POWER TO THE PEEPHOLE
How did Oliver Stone let this one get away? A gang of '60s rebels, an aura of righteous violence, the charge that fbi boss J. Edgar Hoover and the Mafia flooded America's cities with cheap drugs-why, it's all so lurid, it must be true. And if it's not, it can still be a movie.
Panther, the new film directed by Mario Van Peebles (New Jack City) from a screenplay by his father Melvin (Sweet Sweetback's Baadasssss Song), is indeed a movie: an earnest, naive, fitfully engrossing film with urgent performances and a final plot twist that stretches credulity to the snapping point. But because the subject is the Black Panther Party for Self Defense-the notorious cadre of black radicals that incited and attracted much of the '60s edgiest violence-Panther is more than a movie. It's the cause of raucous dispute, a chance for opening and licking old wounds about the party, an excuse for debating both the sorry condition of today's urban blacks and the responsibility, if any, of filmmakers to get the facts straight.

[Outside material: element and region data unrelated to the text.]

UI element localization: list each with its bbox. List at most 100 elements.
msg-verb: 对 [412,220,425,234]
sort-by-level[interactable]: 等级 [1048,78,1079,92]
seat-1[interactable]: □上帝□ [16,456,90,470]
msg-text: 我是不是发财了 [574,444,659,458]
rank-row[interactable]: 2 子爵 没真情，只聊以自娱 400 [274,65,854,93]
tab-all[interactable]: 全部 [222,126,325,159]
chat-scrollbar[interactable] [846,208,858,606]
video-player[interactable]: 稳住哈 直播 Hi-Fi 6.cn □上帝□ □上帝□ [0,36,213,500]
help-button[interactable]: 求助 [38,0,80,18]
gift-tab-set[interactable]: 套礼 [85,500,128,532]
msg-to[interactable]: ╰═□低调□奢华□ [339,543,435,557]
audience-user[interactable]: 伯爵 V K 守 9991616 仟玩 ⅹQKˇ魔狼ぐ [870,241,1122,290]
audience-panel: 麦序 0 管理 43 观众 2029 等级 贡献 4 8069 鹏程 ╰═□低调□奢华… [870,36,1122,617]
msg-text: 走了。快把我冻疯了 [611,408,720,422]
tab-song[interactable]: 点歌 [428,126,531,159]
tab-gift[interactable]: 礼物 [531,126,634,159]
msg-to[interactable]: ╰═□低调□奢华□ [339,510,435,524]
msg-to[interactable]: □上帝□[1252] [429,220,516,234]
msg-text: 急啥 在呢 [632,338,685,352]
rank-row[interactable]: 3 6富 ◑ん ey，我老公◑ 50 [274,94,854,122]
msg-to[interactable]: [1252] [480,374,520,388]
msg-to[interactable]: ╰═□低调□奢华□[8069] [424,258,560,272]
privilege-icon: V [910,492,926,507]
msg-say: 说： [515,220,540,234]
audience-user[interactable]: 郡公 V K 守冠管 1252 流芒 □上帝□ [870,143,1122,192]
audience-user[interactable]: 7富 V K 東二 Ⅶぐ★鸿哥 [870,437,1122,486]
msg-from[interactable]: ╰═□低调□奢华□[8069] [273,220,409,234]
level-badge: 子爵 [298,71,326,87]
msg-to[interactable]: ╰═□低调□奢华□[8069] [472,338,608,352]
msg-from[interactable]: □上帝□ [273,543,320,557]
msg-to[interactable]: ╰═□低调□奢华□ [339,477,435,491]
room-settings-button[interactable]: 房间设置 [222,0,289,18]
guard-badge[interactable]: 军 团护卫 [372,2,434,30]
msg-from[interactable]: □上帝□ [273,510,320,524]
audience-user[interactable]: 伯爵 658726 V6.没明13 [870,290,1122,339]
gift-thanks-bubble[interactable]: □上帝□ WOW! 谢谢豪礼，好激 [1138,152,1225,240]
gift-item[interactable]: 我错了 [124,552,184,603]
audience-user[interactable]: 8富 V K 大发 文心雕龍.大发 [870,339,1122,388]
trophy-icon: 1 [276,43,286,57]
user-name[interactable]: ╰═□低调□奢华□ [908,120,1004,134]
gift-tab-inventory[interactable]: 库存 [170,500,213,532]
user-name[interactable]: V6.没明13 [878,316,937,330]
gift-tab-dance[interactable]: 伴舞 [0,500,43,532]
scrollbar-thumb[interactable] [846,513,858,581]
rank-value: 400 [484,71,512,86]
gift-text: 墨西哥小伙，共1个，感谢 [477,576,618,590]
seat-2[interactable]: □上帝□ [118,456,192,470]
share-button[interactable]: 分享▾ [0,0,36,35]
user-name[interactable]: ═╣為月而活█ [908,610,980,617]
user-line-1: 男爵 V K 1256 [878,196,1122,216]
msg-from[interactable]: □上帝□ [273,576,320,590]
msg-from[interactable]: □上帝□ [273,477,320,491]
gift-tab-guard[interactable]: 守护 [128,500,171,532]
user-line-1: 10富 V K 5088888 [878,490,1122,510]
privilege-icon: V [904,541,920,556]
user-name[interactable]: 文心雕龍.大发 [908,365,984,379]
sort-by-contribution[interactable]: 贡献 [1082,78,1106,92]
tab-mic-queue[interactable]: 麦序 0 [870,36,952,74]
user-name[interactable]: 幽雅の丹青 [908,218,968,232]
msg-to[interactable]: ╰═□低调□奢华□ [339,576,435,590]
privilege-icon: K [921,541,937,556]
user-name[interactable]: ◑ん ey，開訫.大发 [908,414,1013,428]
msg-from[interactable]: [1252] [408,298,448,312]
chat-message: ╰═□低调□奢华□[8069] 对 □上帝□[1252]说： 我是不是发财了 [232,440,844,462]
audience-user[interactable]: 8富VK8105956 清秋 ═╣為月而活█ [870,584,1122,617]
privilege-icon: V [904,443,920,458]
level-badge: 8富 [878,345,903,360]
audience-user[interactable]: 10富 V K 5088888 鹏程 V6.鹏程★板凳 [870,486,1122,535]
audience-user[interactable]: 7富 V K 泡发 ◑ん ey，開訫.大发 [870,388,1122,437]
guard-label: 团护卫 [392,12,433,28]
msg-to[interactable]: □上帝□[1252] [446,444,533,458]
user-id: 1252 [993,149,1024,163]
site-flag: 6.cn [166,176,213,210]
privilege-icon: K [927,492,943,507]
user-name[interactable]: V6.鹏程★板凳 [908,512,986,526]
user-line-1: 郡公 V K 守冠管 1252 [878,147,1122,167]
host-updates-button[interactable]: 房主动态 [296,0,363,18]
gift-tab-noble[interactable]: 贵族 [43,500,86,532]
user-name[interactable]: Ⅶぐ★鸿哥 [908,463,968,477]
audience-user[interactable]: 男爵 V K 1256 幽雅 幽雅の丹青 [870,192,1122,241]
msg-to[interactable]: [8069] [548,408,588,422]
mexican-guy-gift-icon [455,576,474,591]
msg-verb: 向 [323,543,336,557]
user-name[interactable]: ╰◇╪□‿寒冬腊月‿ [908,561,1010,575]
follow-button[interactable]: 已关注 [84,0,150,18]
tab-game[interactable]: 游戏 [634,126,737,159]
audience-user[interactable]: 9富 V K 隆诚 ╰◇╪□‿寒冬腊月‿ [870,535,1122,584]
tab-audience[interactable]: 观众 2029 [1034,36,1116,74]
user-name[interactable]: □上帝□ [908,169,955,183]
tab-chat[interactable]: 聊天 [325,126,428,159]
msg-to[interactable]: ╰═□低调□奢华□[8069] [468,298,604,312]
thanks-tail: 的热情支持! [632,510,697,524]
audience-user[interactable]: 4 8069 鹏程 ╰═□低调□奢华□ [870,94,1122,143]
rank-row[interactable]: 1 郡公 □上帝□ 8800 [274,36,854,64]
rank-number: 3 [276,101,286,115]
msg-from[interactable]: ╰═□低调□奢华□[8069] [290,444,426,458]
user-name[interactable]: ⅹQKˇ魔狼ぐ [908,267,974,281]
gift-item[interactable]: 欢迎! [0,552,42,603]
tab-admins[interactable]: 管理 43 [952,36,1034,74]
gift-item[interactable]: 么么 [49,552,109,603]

A committee of black entertainers and athletes, including Danny Glover, Spike Lee and Magic Johnson, took out ads in Daily Variety to support Van Peebles pere et fils: "We laud their efforts and their courage for making a movie that sends a message of strength, dignity and empowerment to the African American community -- especially to our youth." This was in response to an earlier ad, declaring Panther "a two-hour lie," that was placed in Daily Variety by David Horowitz's Center for the Study of Popular Culture, a neoconservative outfit in Los Angeles. Horowitz, a reformed leftie who worked for the Panthers in the '70s, now believes that "the overwhelming impact of the Panthers was negative." And he fears Panther will have a toxic effect: "I fully expect that there will be people who will die because of this film."
Mario Van Peebles demurs: "The kids don't see this movie as a call to arms but as a call to consciousness." In this Molotov cocktail of fact and fancy, the party's founders, Huey Newton (Marcus Chong) and Bobby Seale (Courtney B. Vance), are two streetwise dreamers from Oakland, California, who live their slogan: "Power to the People." They arm themselves and talk instructive trash to the pig cops-but within the letter of the law. They also serve food to kids and educate them in Afro awareness.
In real life, the free lunches came at a hefty price. The early Panthers -- who took their rhetorical cues from that noted protector of civil liberties, Chairman Mao -- were a confused blend of boys' club and militia. Their gun battles with police were macho street theater run amuck. And their thug posture, as later adopted by drug gangs and rap artists, further isolated the black male from the American mainstream. In the film, though, iconography tells the story. The Panthers are young and handsome; virtually all whites are old and fat, decadent crypt keepers of a corrupt culture.
The film's main new charge is that with the Mafia's connivance, Hoover sent the Black Revolution a toxic sedative: cheap dope. And it worked too well, enslaving whites as well as blacks. As Panther notes, America has 10 times as many drug addicts now as it did in the '60s. The notion of the fbi's fomenting a domestic opium war is piquant-but preposterous. And what if it's true? Are we to blame aboriginal Americans for introducing tobacco to the Europeans?